諸外国では当たり前となっている考え方が根付いていないからこそ、日本では4人に1人が腰痛患者という事態になっていると考えられます」(三木氏)
日本では、身体機能を取り戻すリハビリの専門家である理学療法士は、医師のもとでしか働けない。一方、オーストラリアでは理学療法士にも開業権が認められている。そのため、腰が痛んだら、まず理学療法士のもとへ行く人も少なくない。
「日本で病院に行くと、ろくに触診もせず、『まずはレントゲンやMRIを撮ってみましょう』と言う医師もいる。ですが、腰痛の原因は複合的ですから、画像診断や簡単な検査では、原因がわからないことが多いのです。
本来であれば、理学療法士が患者さんに触って、動いてもらい、どういった角度で痛みが生じるのか、腰部が痛むのか、それとも骨盤のあたりの痛みなのかを診るべきなのです。静止した状態での画像から診断するのには無理があります。
また、理学療法士が診る場合には、あえて診断名をつけない場合も多い。『これくらいの腰痛なら、少し静養して、あとは適切に運動をしていれば治る』というのであれば、わざわざ診断名をつける必要もないのですから」(三木氏)
世界に比べて遅れているのは、こうした腰痛の診断方法だけではない。科学的に効果が十分ではないとされている治療法も日本では採用されているのだ。
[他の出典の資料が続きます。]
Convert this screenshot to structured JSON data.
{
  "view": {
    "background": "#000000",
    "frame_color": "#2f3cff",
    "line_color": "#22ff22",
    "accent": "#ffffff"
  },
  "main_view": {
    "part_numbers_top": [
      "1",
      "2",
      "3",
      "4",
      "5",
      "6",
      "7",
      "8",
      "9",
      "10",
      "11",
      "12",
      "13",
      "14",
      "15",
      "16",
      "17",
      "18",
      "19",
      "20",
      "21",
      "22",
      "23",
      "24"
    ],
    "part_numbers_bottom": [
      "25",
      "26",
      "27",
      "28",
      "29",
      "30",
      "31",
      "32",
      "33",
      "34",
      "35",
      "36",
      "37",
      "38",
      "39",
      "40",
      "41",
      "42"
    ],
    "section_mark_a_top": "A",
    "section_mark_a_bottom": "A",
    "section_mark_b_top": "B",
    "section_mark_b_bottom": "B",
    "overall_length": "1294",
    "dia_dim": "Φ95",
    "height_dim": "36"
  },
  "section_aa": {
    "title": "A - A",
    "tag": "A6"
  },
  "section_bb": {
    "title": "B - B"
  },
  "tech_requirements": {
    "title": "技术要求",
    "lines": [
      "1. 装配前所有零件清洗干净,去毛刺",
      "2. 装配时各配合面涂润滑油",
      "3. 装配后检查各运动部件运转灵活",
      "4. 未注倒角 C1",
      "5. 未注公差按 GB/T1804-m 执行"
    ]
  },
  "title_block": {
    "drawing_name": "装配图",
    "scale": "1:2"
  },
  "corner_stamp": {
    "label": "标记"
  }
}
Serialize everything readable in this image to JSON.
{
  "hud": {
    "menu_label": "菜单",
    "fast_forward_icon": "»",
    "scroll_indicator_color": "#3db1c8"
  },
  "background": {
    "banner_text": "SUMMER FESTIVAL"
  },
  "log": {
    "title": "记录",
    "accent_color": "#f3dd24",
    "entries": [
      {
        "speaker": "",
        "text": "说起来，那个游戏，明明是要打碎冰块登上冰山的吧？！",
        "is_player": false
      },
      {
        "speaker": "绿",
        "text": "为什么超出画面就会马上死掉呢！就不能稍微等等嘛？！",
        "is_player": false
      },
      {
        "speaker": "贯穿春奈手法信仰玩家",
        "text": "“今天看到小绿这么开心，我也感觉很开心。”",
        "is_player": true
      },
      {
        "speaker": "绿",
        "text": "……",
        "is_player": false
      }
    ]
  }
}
ドイツのデュッセルドルフでノイゲバウア馬場内科クリニックを開業している馬場恒春氏は、日独の違いをこう語る。
「ドイツでは腰痛を和らげるために湿布が使われることはほとんどありません。湿布を貼ったからといって症状が改善するというエビデンスはない。こうした治療法は、日本ならではと言えるでしょう」
前出の三木氏が続ける。
「日本の整形外科では鎮痛薬が安易に処方されています。たしかに薬を飲めば一時的には痛みが引きますが、また痛みがやってくるので、痛むたびに薬に頼る悪循環に陥ってしまう。
また、愛用者の多いコルセットも、根治にはつながらないため、日本以外の先進国ではメジャーではありません」
実際、これらの治療法はヨーロッパの慢性腰痛ガイドラインで、「エビデンスが不十分」として、推奨グレードが最も低い群に分類されている。
こうした比較的身近な治療法だけでなく、日本で頻繁に行われる、椎間板ヘルニア除去手術、脊椎固定術についても、欧米では効果が疑問視されている。
日本には数多くの整形外科医がいるが、それは裏を返せば、外科手術を行っても腰痛が完全には治らず、患者は通院を続けなくてはならなくなるということだ。だから、患者数は減らず、整形外科は潰れることがない。
効果の怪しい腰痛手術が日本で頻繁に行われる理由を、前出の加茂氏が明かす。
「日本の保険診療制度では、手術をしたほうが儲かる。また、手術数の多寡が病院の格付けにつながるので、整形外来医は手術を望むのです」
医者の思惑に騙されていれば、腰痛持ちは増えていく一方だ。